Autism spectrum disorders are a heterogeneous group of pervasive neurodevelopmental disorders affecting approximately 1% of the population. The diagnosis of ASD is based on impairments in reciprocal social communication and stereotyped behaviors. Behind the apparently unifying definition of ASD lies an extreme degree of clinical and genetic heterogeneity. Indeed, the core symptoms of autism rarely emerge in isolation, but usually coexist with other psychiatric and medical conditions including intellectual disability (ID), epilepsy, motor control difficulties, attention-deficit hyperactivity disorder (ADHD), tics, anxiety, sleep disorders, or gastrointestinal problems. ASD affects more males than females; this is especially true among individuals with a normal intelligence quotient (>5:1) but less so in populations with ID (2:1), and the ratio becomes more balanced if individuals present with dysmorphic features. Individuals with ASD also exhibit alterations in sensory processing, including difficulties in the integration of information across different sensory modalities.
Twin and family studies have conclusively described ASD as the most “genetic” of neuropsychiatric disorders, with concordance rates of 82-92% in monozygotic twins versus 1-10% in dizygotic twins; sibling recurrence risk is 6%. It is now understood that autism symptoms can be caused either by gene mutations or by chromosomal aberrations. In the last years, various independent studies and large-scale international efforts have identified rare variants and copy number variants (CNVs) associated with ASD and suggested a set of mechanisms that could underlie the ASD phenotype. Using current genetic approaches such as single nucleotide polymorphisms (SNPS) arrays, whole exome or genome sequencing, in approximately 10-25% of the cases, a genetic cause can be identified.
At least three main biological pathways have been identified: chromatin remodeling, protein synthesis, synapse formation/function function. Mutations in the genes associated with these pathways represent risk factors for abnormal neuronal connectivity in the brain.

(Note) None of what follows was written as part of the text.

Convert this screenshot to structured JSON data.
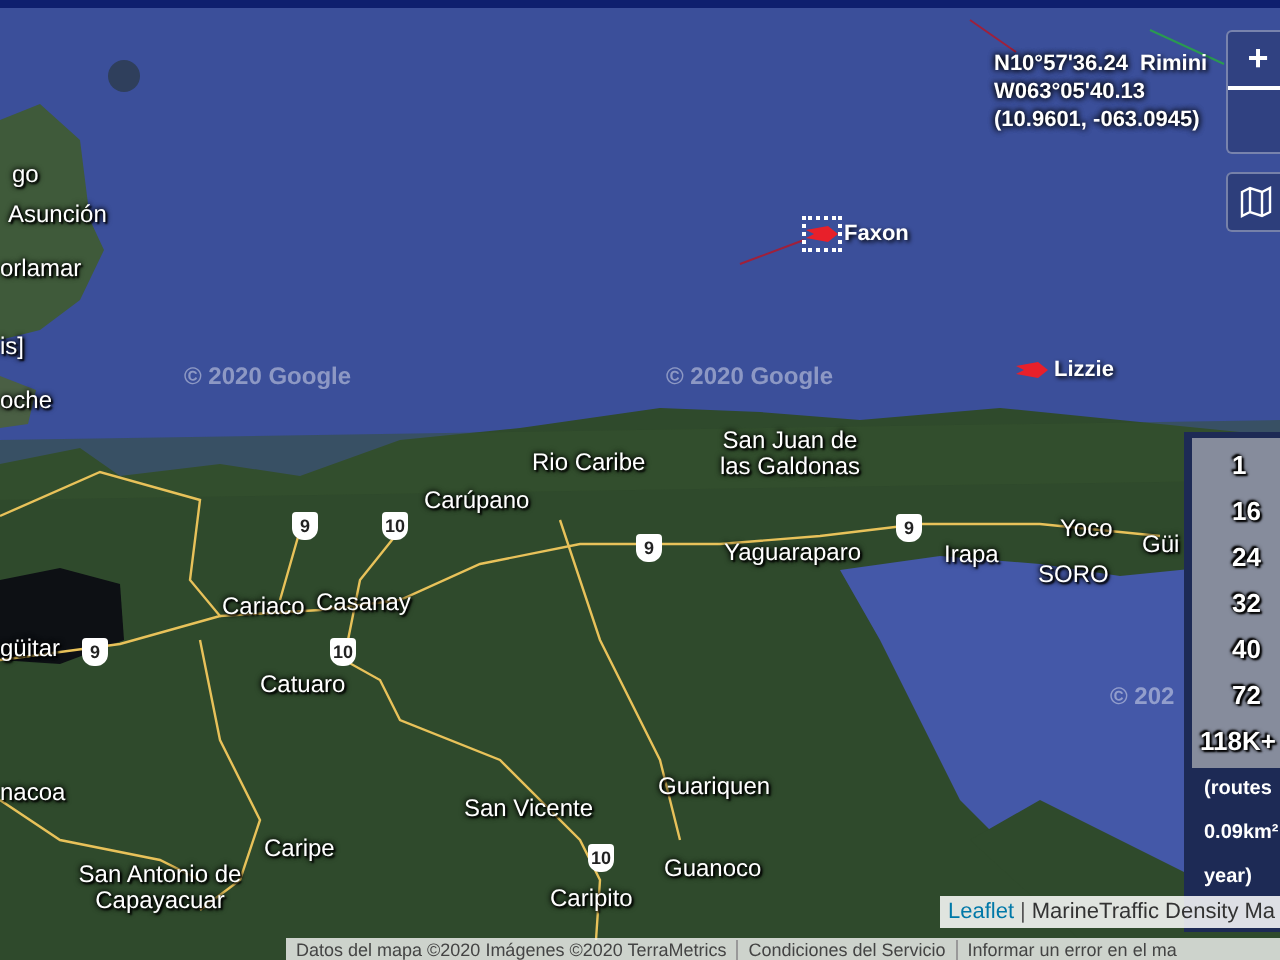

In 2003 we were the first to report mutations of two X-linked neuroligins, NLGN3 and NLGN4X, in individuals with autism or Asperger syndrome. In 2007, the third gene that we identified within this pathway was SHANK3 located on chromosome 22q13, a region deleted in several individuals with ASD. Finally, the fourth gene within this pathway was NRXN1 on chromosome 2p. Neuroligins are cell adhesion molecules with a crucial role in the formation of functional synapses. They are located at the postsynaptic side of the synapse and bind to neurexins located on the pre-synaptic side of the synapse. SHANK3 is a scaffolding protein of the postsynaptic density, which binds to NLGN, and is known to regulate the structural organization of dendritic spines. Since then, we have investigated new synaptic genes associated with ASD such as SHANK1, SHANK2, DLGAP1, CNTNAP4, CNTN5 and CNTN6.
We are currently exploring the interplay between the common and the rare genetic variants on the susceptibility to ASD using next generation sequencing on isolate population (e.g. the Faroese Islands) and in multiplex families. These results strengthen the role of synaptic gene dysfunction in ASD, but also highlight the presence of putative modifier genes, which agrees with a “multiple hit” model for ASD. Our objective is to integrate the genetic and phenotypic data in order to better stratify patients with ASD.